Le cose peraltro si complicano ulteriormente se prendiamo in considerazione la fisica contemporanea. Qui i grandi fisici, che per natura devono essere anche un po’ filosofi, come i grandi filosofi devono essere un po’ fisici, si dividono: al campo della necessità appartiene Einstein con la teoria della relatività, al campo della libertà appartiene Bohr con la meccanica quantistica. La teoria della relatività riguarda lo spazio-tempo, l’energia e la gravitazione, le stelle e le galassie; la meccanica quantistica riguarda il comportamento degli atomi e delle particelle subatomiche. La prima regna nell’infinitamente grande, la seconda nell’infinitamente piccolo.
Fu probabilmente osservando tutto ciò che uno dei principali protagonisti della meccanica quantistica, il fisico danese Niels Bohr, giunse ad affermare con grande saggezza e lucidità: «Ci sono due tipi di verità: le verità semplici, dove gli opposti sono chiaramente assurdi, e le verità profonde, riconoscibili dal fatto che l’opposto è a sua volta una profonda verità». Ci troviamo cosi di fronte non a due vie, di cui una è vera e l’altra falsa, ma a una condizione strutturale della mente nel suo rapportarsi all’essere.
E come la meccanica quantistica e la teoria della relatività, pur non essendo conciliabili tra loro, sono entrambe vere nel senso che entrambe descrivono adeguatamente la realtà, cosi, allo stesso modo, i concetti di libertà e di necessità, pur non essendo teoreticamente conciliabili tra loro, interpretano entrambi una dimensione della realtà in modo veritiero.

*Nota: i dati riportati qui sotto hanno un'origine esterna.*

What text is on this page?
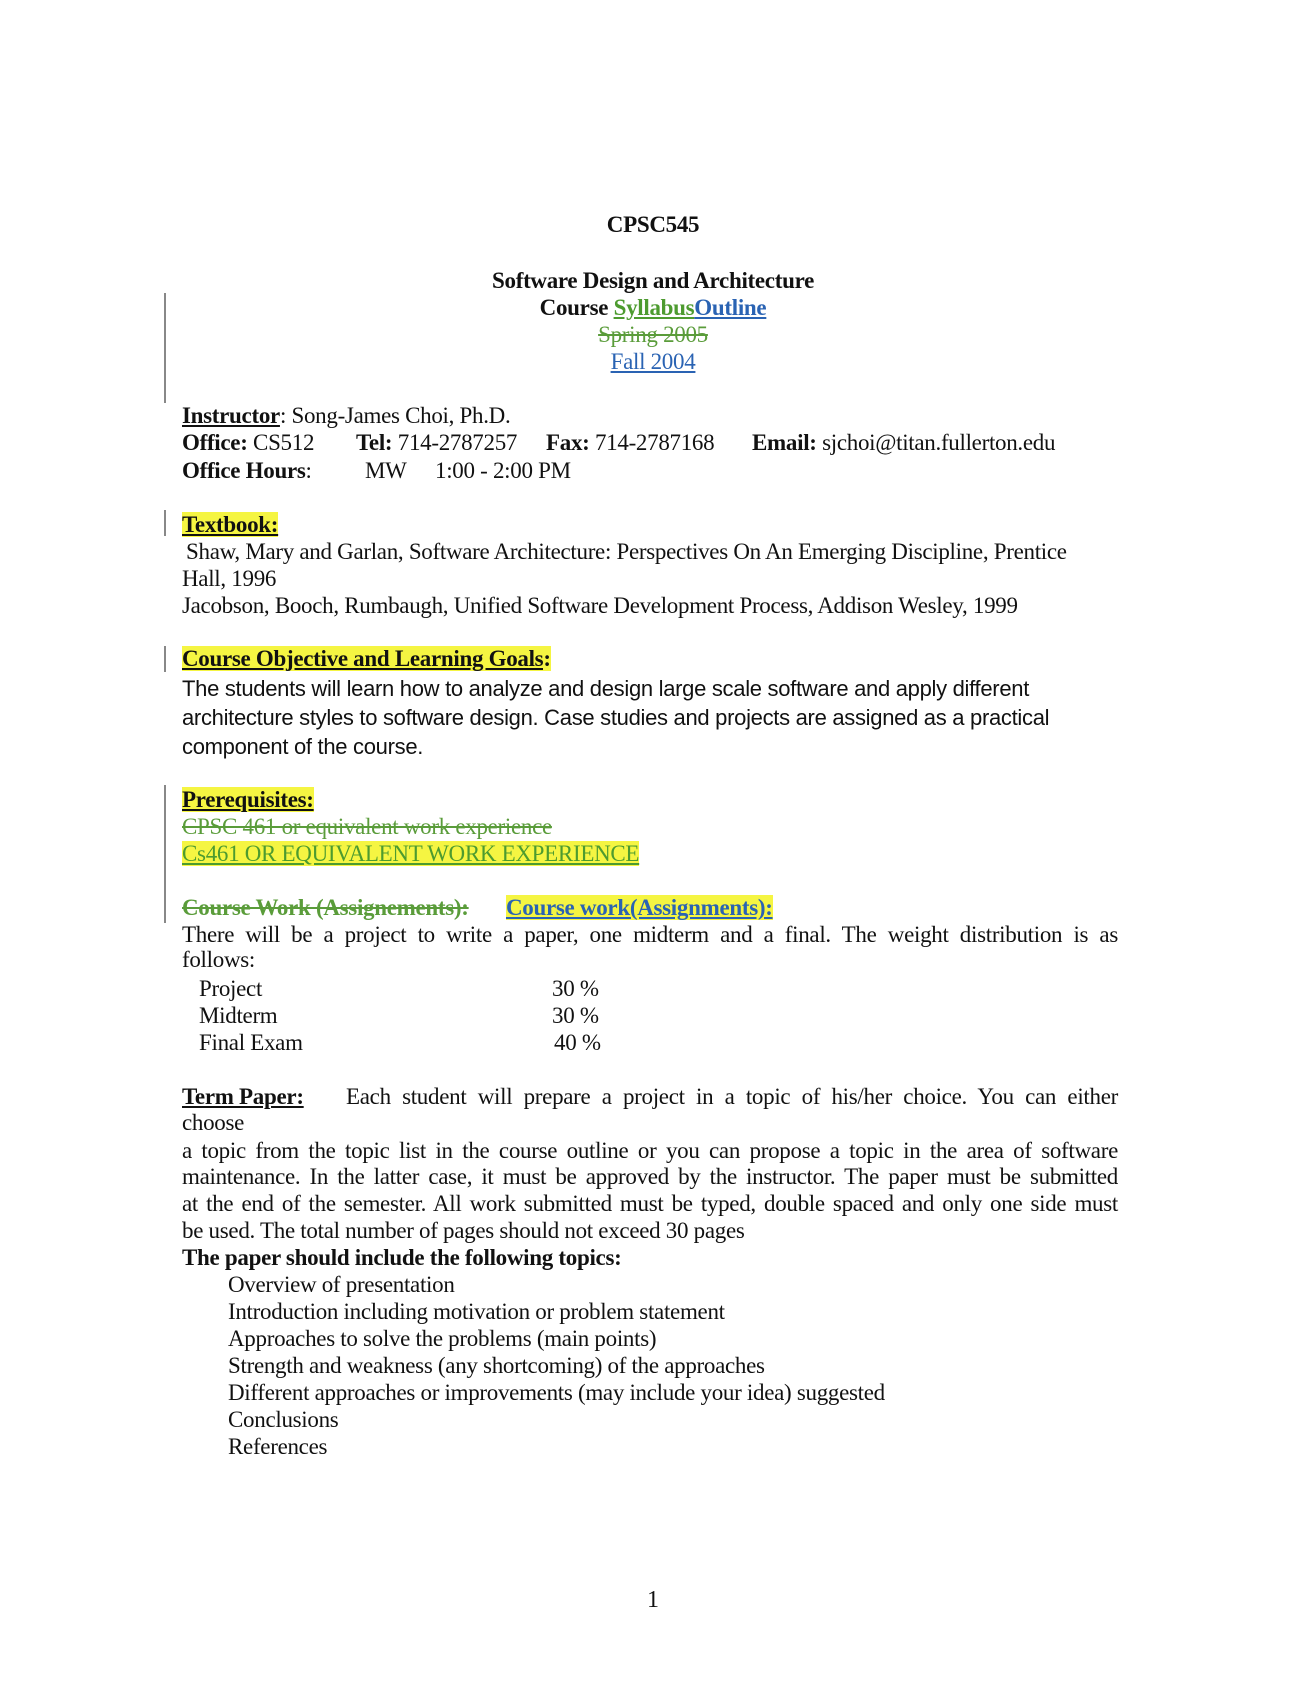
CPSC545
Software Design and Architecture
Course SyllabusOutline
Spring 2005
Fall 2004
Instructor: Song-James Choi, Ph.D.
Office: CS512 Tel: 714-2787257 Fax: 714-2787168 Email: sjchoi@titan.fullerton.edu
Office Hours: MW 1:00 - 2:00 PM
Textbook:
Shaw, Mary and Garlan, Software Architecture: Perspectives On An Emerging Discipline, Prentice
Hall, 1996
Jacobson, Booch, Rumbaugh, Unified Software Development Process, Addison Wesley, 1999
Course Objective and Learning Goals:
The students will learn how to analyze and design large scale software and apply different
architecture styles to software design. Case studies and projects are assigned as a practical
component of the course.
Prerequisites:
CPSC 461 or equivalent work experience
Cs461 OR EQUIVALENT WORK EXPERIENCE
Course Work (Assignements): Course work(Assignments):
There will be a project to write a paper, one midterm and a final. The weight distribution is as
follows:
Project	30 %
Midterm	30 %
Final Exam	40 %
Term Paper: Each student will prepare a project in a topic of his/her choice. You can either
choose
a topic from the topic list in the course outline or you can propose a topic in the area of software
maintenance. In the latter case, it must be approved by the instructor. The paper must be submitted
at the end of the semester. All work submitted must be typed, double spaced and only one side must
be used. The total number of pages should not exceed 30 pages
The paper should include the following topics:
Overview of presentation
Introduction including motivation or problem statement
Approaches to solve the problems (main points)
Strength and weakness (any shortcoming) of the approaches
Different approaches or improvements (may include your idea) suggested
Conclusions
References
1
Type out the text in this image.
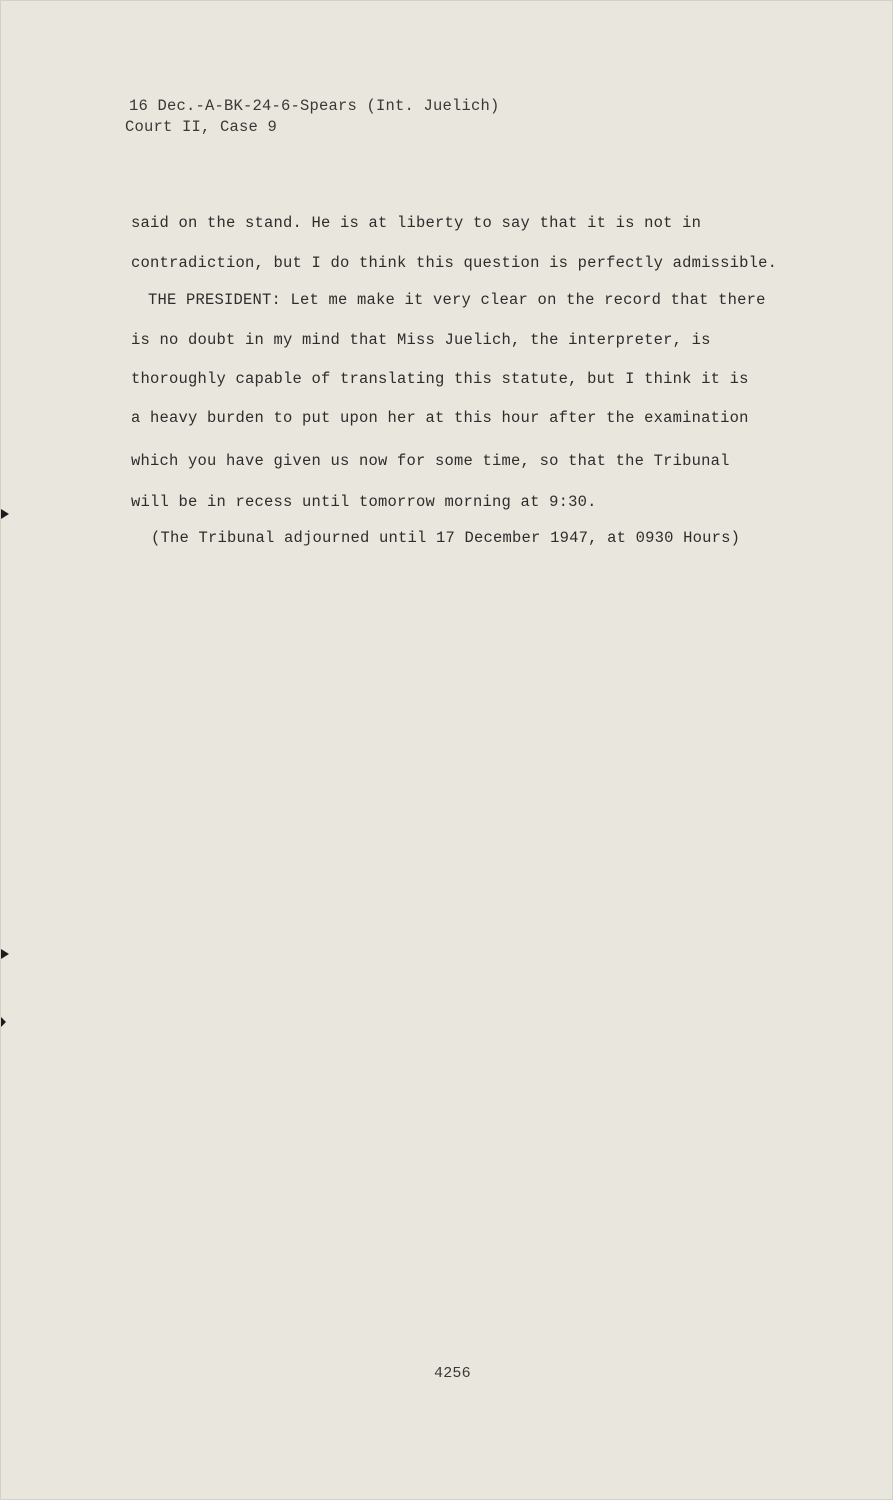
16 Dec.-A-BK-24-6-Spears (Int. Juelich)
Court II, Case 9
said on the stand. He is at liberty to say that it is not in
contradiction, but I do think this question is perfectly admissible.
THE PRESIDENT: Let me make it very clear on the record that there
is no doubt in my mind that Miss Juelich, the interpreter, is
thoroughly capable of translating this statute, but I think it is
a heavy burden to put upon her at this hour after the examination
which you have given us now for some time, so that the Tribunal
will be in recess until tomorrow morning at 9:30.
(The Tribunal adjourned until 17 December 1947, at 0930 Hours)
4256
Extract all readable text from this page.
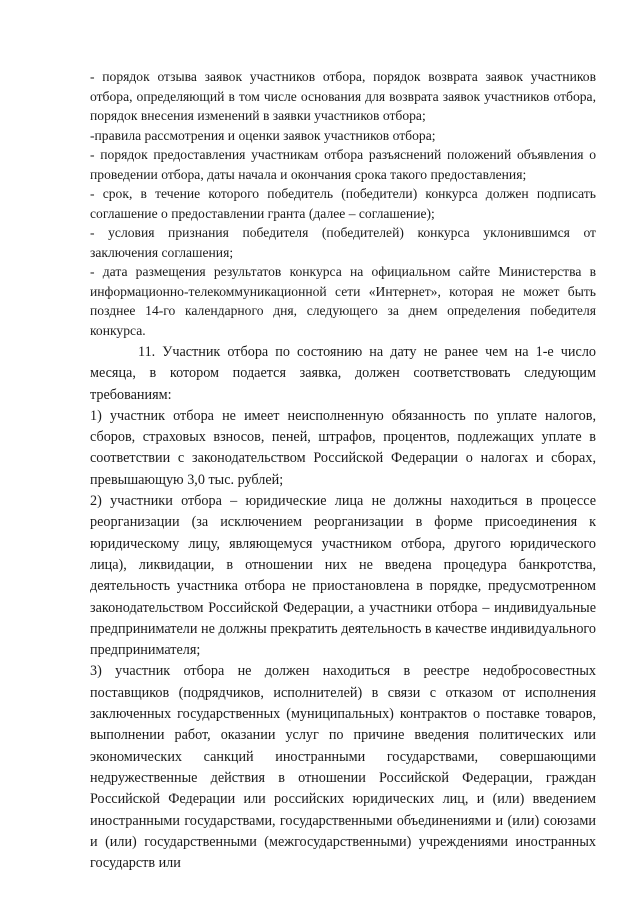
- порядок отзыва заявок участников отбора, порядок возврата заявок участников отбора, определяющий в том числе основания для возврата заявок участников отбора, порядок внесения изменений в заявки участников отбора;

-правила рассмотрения и оценки заявок участников отбора;

- порядок предоставления участникам отбора разъяснений положений объявления о проведении отбора, даты начала и окончания срока такого предоставления;

- срок, в течение которого победитель (победители) конкурса должен подписать соглашение о предоставлении гранта (далее – соглашение);

- условия признания победителя (победителей) конкурса уклонившимся от заключения соглашения;

- дата размещения результатов конкурса на официальном сайте Министерства в информационно-телекоммуникационной сети «Интернет», которая не может быть позднее 14-го календарного дня, следующего за днем определения победителя конкурса.

11. Участник отбора по состоянию на дату не ранее чем на 1-е число месяца, в котором подается заявка, должен соответствовать следующим требованиям:

1) участник отбора не имеет неисполненную обязанность по уплате налогов, сборов, страховых взносов, пеней, штрафов, процентов, подлежащих уплате в соответствии с законодательством Российской Федерации о налогах и сборах, превышающую 3,0 тыс. рублей;

2) участники отбора – юридические лица не должны находиться в процессе реорганизации (за исключением реорганизации в форме присоединения к юридическому лицу, являющемуся участником отбора, другого юридического лица), ликвидации, в отношении них не введена процедура банкротства, деятельность участника отбора не приостановлена в порядке, предусмотренном законодательством Российской Федерации, а участники отбора – индивидуальные предприниматели не должны прекратить деятельность в качестве индивидуального предпринимателя;

3) участник отбора не должен находиться в реестре недобросовестных поставщиков (подрядчиков, исполнителей) в связи с отказом от исполнения заключенных государственных (муниципальных) контрактов о поставке товаров, выполнении работ, оказании услуг по причине введения политических или экономических санкций иностранными государствами, совершающими недружественные действия в отношении Российской Федерации, граждан Российской Федерации или российских юридических лиц, и (или) введением иностранными государствами, государственными объединениями и (или) союзами и (или) государственными (межгосударственными) учреждениями иностранных государств или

Emerge da qui l’esigenza di una prospettiva di pensiero che sappia cogliere tale doppia ragione, sapendo sostenere al contempo sia la sensatezza e la logicità dell’essere, perché, come affermava Einstein, «Dio non gioca a dadi con il mondo», sia la contingenza e la mancanza di un disegno lineare, perché, come affermava Eraclito, «il tempo è un fanciullo che gioca spostando i dadi».